Variational Autoencoder for Feature Extraction

Variational Autoencoder for Feature Extraction - machine-learning

I would like to ask if would it be possible (rather if it can make any sense) to use a variational autoencoder for feature extraction. I ask because for the encoding part we sample from a distribution, and then it means that the same sample can have a different encoding (Due to the stochastic nature in the sampling process). Thanks!

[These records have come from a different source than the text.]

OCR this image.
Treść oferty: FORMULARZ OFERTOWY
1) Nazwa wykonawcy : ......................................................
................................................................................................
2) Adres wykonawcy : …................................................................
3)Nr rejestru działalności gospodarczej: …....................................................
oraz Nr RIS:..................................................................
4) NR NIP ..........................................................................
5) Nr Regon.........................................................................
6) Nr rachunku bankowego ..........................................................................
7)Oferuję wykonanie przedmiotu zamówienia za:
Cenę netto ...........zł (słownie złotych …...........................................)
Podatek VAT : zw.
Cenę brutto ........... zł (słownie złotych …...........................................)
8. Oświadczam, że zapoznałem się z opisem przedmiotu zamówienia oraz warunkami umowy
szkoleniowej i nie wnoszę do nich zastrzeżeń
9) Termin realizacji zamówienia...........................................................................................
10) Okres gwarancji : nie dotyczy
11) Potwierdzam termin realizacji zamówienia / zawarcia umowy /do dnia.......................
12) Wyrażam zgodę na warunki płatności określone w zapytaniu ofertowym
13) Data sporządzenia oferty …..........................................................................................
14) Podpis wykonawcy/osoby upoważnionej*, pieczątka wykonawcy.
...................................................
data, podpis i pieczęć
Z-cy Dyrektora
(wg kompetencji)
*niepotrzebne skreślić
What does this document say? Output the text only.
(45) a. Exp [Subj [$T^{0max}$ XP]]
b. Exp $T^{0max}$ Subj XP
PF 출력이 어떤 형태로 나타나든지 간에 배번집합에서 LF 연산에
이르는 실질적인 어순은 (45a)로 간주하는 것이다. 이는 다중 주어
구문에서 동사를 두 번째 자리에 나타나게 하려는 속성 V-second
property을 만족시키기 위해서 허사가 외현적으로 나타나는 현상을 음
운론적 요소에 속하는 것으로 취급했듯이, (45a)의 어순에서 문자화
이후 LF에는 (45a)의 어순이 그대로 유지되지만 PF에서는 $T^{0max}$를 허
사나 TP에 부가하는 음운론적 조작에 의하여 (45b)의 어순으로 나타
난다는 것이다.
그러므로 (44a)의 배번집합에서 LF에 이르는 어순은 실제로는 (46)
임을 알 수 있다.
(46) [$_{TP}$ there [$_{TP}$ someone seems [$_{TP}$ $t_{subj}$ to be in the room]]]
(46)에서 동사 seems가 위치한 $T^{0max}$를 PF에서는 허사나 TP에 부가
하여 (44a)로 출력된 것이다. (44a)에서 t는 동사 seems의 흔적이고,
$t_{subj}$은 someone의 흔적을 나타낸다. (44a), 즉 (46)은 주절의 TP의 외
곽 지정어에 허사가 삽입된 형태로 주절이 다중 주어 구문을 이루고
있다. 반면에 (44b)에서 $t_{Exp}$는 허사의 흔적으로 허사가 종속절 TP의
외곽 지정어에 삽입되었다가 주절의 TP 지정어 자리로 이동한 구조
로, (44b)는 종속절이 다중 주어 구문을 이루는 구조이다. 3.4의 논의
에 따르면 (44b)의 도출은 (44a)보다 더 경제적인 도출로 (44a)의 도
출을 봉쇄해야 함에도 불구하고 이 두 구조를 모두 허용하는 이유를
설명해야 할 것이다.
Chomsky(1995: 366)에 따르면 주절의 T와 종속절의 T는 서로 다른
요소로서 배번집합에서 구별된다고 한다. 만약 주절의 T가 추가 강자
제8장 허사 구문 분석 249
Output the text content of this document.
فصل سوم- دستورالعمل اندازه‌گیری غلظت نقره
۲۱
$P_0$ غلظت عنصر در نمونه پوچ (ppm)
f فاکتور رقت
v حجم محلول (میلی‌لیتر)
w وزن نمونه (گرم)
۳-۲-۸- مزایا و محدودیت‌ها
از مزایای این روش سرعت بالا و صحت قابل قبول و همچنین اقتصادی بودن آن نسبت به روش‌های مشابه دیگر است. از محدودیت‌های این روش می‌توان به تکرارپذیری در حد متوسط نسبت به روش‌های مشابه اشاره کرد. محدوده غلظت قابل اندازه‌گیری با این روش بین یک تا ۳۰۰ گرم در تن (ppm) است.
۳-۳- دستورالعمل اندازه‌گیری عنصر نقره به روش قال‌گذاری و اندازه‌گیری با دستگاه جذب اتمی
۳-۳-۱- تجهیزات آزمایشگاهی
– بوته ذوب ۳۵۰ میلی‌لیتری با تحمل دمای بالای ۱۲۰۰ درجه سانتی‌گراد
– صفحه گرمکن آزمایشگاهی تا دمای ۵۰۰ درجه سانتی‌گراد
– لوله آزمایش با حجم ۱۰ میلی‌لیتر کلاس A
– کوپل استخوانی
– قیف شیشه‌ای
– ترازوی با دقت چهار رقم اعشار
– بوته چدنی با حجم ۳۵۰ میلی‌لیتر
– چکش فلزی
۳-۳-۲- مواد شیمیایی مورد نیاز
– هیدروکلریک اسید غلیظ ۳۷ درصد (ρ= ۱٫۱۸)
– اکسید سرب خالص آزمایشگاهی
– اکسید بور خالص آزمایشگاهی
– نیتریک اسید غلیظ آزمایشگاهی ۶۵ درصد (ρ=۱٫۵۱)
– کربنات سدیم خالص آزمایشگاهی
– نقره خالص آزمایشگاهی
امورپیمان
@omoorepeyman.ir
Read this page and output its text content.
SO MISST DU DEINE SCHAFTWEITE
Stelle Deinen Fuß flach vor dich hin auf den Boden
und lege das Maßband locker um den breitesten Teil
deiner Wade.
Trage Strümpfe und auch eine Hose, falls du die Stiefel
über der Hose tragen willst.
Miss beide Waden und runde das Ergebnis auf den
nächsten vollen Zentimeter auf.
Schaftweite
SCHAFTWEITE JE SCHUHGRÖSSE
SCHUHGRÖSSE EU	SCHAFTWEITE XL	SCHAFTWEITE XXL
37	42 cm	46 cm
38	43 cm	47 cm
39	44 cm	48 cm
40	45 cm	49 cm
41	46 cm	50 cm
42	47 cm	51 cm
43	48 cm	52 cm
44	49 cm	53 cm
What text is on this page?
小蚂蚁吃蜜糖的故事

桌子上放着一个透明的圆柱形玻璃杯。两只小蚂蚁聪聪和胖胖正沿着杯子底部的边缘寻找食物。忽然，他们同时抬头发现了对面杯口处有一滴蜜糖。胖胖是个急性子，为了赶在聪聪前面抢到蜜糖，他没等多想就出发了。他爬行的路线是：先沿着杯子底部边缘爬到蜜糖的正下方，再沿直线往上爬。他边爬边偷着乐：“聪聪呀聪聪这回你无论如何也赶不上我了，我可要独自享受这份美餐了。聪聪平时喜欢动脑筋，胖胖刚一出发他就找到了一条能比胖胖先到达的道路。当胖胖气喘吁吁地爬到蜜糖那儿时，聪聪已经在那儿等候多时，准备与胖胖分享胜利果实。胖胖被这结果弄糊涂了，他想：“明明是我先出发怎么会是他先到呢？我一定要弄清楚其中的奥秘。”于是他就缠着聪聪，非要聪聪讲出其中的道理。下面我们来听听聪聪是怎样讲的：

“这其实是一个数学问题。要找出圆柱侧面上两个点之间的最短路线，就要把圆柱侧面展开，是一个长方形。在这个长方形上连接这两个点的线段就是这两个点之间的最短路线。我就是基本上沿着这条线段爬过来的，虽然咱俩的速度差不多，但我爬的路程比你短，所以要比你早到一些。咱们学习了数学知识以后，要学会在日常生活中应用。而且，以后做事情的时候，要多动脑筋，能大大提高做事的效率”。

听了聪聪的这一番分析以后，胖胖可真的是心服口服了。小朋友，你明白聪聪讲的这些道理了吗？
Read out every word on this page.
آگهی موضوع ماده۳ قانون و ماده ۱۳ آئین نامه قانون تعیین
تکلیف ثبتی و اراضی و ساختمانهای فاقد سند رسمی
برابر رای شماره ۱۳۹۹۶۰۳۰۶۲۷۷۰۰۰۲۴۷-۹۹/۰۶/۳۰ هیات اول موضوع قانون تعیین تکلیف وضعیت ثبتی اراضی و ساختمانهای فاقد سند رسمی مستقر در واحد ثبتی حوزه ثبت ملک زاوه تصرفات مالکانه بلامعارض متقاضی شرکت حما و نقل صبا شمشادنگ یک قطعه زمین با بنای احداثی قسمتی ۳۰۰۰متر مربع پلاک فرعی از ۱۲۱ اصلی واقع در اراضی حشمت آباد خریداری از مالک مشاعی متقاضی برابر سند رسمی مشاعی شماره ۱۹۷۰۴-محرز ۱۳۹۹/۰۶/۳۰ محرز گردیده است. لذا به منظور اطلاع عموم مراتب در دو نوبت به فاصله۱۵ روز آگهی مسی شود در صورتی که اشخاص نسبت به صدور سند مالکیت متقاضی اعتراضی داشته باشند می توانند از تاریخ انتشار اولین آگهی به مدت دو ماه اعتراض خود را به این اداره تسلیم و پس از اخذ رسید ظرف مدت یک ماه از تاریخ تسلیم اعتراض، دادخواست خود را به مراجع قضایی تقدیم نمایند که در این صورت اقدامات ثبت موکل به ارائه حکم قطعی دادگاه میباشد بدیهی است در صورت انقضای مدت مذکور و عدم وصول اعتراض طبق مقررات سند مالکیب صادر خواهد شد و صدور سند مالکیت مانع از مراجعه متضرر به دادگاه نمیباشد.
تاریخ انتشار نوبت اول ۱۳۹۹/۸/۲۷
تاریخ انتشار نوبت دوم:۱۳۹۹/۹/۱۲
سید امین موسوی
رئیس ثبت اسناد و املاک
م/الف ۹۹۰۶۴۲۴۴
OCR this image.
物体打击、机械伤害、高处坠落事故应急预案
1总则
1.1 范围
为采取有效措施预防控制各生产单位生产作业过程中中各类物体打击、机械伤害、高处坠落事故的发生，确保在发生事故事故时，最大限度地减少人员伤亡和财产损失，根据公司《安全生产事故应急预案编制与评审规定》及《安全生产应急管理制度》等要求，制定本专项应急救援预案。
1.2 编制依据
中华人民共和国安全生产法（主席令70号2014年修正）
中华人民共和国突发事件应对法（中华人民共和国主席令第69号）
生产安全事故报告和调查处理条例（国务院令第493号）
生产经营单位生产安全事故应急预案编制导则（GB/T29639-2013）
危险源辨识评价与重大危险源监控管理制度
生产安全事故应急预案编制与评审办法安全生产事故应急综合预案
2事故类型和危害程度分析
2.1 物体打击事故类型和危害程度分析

Yes the feature extraction goal is the same for vae's or sparse autoencoders.
Once you have an encoder plug-in a classifier on the extracted features.
Best reggards,

Yes the output of encoder network can be used as your feature.
Just think about this: using the output of encoder network as input, the decoder network can generate you an image quite like your old image. Therefore the output of encoder network has pretty much covered most of the information in your original image. In other words, they are the most important features of your original image that distinguish it from other images.
The only thing you want to pay attention to is that variational autoencoder is a stochastic feature extractor, while usually the feature extractor is deterministic. You can either use the mean and variance as your extracted feature, or use Monte Carlo method by drawing from the Gaussian distribution defined by the mean and variance as "sampled extracted features".

Yes, you can.
I used the below code to extract the important features from my dataset.
prostate_df <- read.csv('your_data')
prostate_df <- prostate_df[,-1] # first column.
train_df<-prostate_df
outcome_name <- 'subtype' # my label column
feature_names <- setdiff(names(prostate_df), outcome_name)
library(h2o)
localH2O = h2o.init()
prostate.hex<-as.h2o(train_df, destination_frame="train.hex")
prostate.dl = h2o.deeplearning(x = feature_names,
#y="subtype",
training_frame = prostate.hex,
model_id = "AE100",
# input_dropout_ratio = 0.3, #Quite high,
#l2 = 1e-5, #Quite high
autoencoder = TRUE,
#validation_frame = prostate.hex,
#reproducible = T,seed=1,
hidden = c(1), epochs = 700,
#activation = "Tanh",
#activation ="TanhWithDropout",
activation ="Rectifier",
#activation ="RectifierWithDropout",
standardize = TRUE,
#regression_stop = -1,
#stopping_metric="MSE",
train_samples_per_iteration = 0,
variable_importances=TRUE
)
label1<-ncol(train_df)
train_supervised_features2 = h2o.deepfeatures(prostate.dl, prostate.hex, layer=1)
plotdata = as.data.frame(train_supervised_features2)
plotdata$label = as.character(as.vector(train_df[,label1]))
library(ggplot2)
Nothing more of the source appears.